In summer 2023, the U.S. Air Force announced a funding shortfall driven by higher-than-projected costs. This fiscal pressure, combined with a May 2025 U.S. Department of War tasking to reduce the frequency of permanent changes of station (PCSs), led the Air Force Personnel Center to task RAND with exploring options for extending assignment durations. The analysis revealed that reducing the frequency of PCS moves could achieve significant cost savings from the $1.3 billion annual PCS budget for executing operational, rotational, unit, and training moves: Extending certain overseas tours would generate $186 million in annual savings, and enforcing five-year tour lengths for many assignments in the continental United States would generate $240 million in annual savings. Implementation would require navigating complex trade-offs and substantial cultural changes.

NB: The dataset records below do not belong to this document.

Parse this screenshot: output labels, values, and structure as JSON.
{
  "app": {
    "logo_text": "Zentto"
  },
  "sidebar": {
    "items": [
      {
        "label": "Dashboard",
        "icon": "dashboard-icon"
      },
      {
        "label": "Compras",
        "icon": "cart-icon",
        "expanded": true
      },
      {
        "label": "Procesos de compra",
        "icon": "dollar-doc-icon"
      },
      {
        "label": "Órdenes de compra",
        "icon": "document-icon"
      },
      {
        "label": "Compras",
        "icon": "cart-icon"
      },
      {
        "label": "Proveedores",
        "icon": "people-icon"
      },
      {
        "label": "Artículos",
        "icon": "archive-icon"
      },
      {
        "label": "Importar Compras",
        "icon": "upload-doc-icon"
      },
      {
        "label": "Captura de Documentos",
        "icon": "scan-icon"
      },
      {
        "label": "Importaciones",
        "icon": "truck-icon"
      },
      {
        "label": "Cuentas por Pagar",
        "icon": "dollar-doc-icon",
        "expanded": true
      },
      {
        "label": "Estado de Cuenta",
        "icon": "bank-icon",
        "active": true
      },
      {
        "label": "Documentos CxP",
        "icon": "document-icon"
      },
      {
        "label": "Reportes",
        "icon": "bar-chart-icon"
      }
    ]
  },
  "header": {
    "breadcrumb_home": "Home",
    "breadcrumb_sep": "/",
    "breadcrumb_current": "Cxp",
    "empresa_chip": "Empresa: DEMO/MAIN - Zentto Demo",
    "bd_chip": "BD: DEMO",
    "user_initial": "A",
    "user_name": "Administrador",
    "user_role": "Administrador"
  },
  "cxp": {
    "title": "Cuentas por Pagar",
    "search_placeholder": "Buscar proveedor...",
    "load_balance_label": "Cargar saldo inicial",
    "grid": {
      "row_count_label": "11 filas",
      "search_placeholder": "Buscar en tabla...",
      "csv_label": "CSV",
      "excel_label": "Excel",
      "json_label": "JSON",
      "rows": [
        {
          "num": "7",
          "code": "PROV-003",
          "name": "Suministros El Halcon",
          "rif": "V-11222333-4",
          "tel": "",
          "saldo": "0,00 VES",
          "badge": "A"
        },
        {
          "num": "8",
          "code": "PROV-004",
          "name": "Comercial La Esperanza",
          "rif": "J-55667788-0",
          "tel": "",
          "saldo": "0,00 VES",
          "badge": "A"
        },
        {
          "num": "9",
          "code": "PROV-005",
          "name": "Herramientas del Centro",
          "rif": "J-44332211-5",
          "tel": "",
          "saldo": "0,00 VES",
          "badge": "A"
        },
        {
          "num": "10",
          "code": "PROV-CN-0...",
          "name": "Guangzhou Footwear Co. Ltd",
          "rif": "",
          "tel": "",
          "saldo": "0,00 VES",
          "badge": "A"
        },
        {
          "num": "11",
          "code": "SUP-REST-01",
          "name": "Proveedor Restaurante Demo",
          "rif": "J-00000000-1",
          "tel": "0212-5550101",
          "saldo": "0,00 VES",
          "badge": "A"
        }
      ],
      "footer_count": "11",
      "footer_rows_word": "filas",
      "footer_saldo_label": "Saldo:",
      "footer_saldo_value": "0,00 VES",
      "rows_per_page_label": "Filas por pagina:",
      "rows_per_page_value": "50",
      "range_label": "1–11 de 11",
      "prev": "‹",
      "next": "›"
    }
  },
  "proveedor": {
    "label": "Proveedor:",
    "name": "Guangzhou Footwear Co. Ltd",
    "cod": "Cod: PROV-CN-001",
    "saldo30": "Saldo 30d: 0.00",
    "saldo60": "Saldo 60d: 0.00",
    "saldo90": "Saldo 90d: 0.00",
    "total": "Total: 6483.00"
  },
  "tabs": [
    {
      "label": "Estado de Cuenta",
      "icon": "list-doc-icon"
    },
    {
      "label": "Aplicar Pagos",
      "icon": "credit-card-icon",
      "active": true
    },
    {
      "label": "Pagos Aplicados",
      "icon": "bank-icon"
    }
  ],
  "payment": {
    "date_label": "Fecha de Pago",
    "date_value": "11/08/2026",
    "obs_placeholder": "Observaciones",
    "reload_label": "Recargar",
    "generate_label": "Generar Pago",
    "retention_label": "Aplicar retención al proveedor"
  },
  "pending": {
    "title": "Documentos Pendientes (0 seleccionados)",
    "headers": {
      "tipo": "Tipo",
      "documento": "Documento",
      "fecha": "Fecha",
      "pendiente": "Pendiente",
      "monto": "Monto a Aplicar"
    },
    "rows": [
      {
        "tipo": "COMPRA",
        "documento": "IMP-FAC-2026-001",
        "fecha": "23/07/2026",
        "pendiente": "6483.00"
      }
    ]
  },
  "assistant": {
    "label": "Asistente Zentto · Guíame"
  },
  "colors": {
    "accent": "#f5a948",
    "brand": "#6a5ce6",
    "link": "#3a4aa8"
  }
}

The authors conducted a comprehensive analysis using multiple methods: reviewing current assignment policies; analyzing cost, readiness, and retention data from personnel records and exit surveys; developing new analytical tools, including a Microsoft Excel–based Simple Assignment Model using queuing theory; conducting stakeholder workshops and discussions with 25 subject-matter experts from Headquarters Air Force and the Air Force Personnel Center and from career field managers; and examining assignment practices in other military services.

Key Findings

The assignment system presents complex trade-offs among cost, readiness, and retention

  • Operational and rotational moves comprise 69 percent of total PCS costs despite representing only 41 percent of moves, which makes them prime targets for reduction.
  • Career mobility improves long-term retention, while assignment stability reduces separation probability at tour completion. The two mechanisms operate simultaneously.
  • Officers prefer having fewer moves for family stability; junior enlisted personnel desire more mobility for career development and to avoid job stagnancy.
  • Model excursions demonstrate that extending overseas tours and reducing uncontrolled tour frequency could achieve 8 to 22 percent cost savings.
  • Cultural expectations linking frequent moves to career advancement create resistance to change. Assignment teams operate with inconsistent practices and limited cost consciousness.

Recommendations

  • Implement broad policy extensions. Extend tour lengths outside the continental United States; establish longer baseline assignment durations with mission-specific exceptions. Conduct systematic reviews and pilots of extended assignment lengths in select career fields and locations, monitoring impacts.
  • Refine existing policies. Audit current policies to identify extension opportunities, set caps on the number of moves assignment teams are authorized to execute, and enforce existing time-on-station requirements more consistently. Revise developmental and rotation expectations to better align with operational realities and family considerations, reducing moves where feasible. Evaluate and modernize incentive pay programs.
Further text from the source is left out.